Si belle.

Sa peau veloutée sent la cacahouète. Le creux de sa hanche annonce le mont de ses fesses. Ses jambes ne battent pas le pavé, elles soulèvent et font danser les herbes volantes et le pollen qui épaissit l’air de la ville. Elle habite le monde.

Dans ses yeux l’énergie, sur sa bouche la gourmandise, dans ses cheveux la volupté des ébats, derrière son oreille les mots suaves partagés. Il voudrait la croquer, lécher chaque centimètre carré de son corps, la posséder toute entière. Il la trouve si belle.

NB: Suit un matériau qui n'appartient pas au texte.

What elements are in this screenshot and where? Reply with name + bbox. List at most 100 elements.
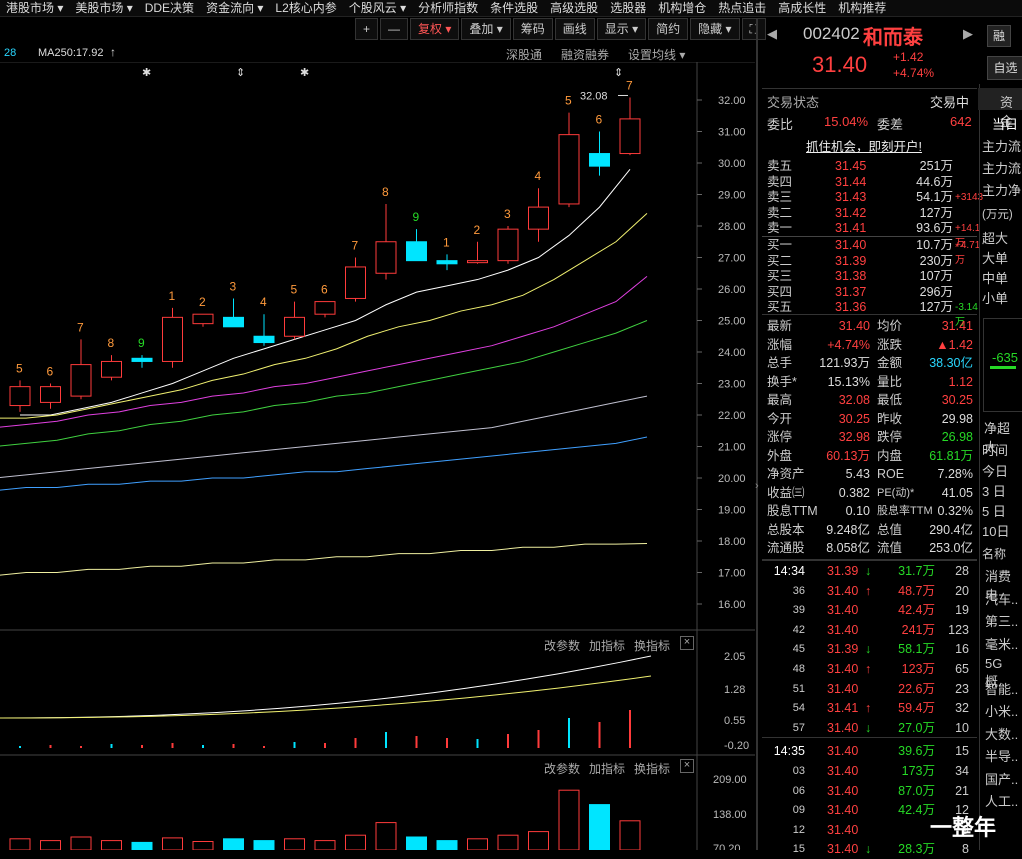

– J’ai encore grossi. Je le sens ma robe me boudine, j’ai l’air d’avoir 50 ans sous ce gras. Ma peau respire la fille qui se relâche. Négligée, j’ai l’air négligée. Je suis négligée. Comment font-elles les femmes, les vraies femmes qui gardent leur ventre plat, leurs bras longilignes, leurs jambes musclées? Comment font-elles pour se coiffer si bien, pour s’habiller avec tant de goût? Je suis si moche.

Une femme, il aime une femme et c’est si bon. De sentir son corps doux, vibrant. De visiter ses paysages toujours inattendus, qui éblouissent à chaque fois, au détour d’une épaule, dans le creux d’un genou, entre les seins gonflés, au sommet du mont de Vénus. Elle est si désirable. Quelle chance d’être accepté d’elle.

C’est si beau de la voir bouger, se déplacer, porter, cuisiner, révasser, dormir, caresser une joue, croquer dans un dessert, savourer un vin, danser dans la cuisine, pleurer de bonheur, crier de colère, rire de toutes ses dents, proférer des injures injustes, lire les yeux plissés, se hisser sur la pointe des pieds pour attraper le chocolat, s’accroupir pour faire une grimace à l’enfant sur son tapis. Plus les années passent plus son regard est plein, plus ses gestes sont assurés, plus ce corps est habité. Se doutent-elles du pouvoir qu’elle a sur lui?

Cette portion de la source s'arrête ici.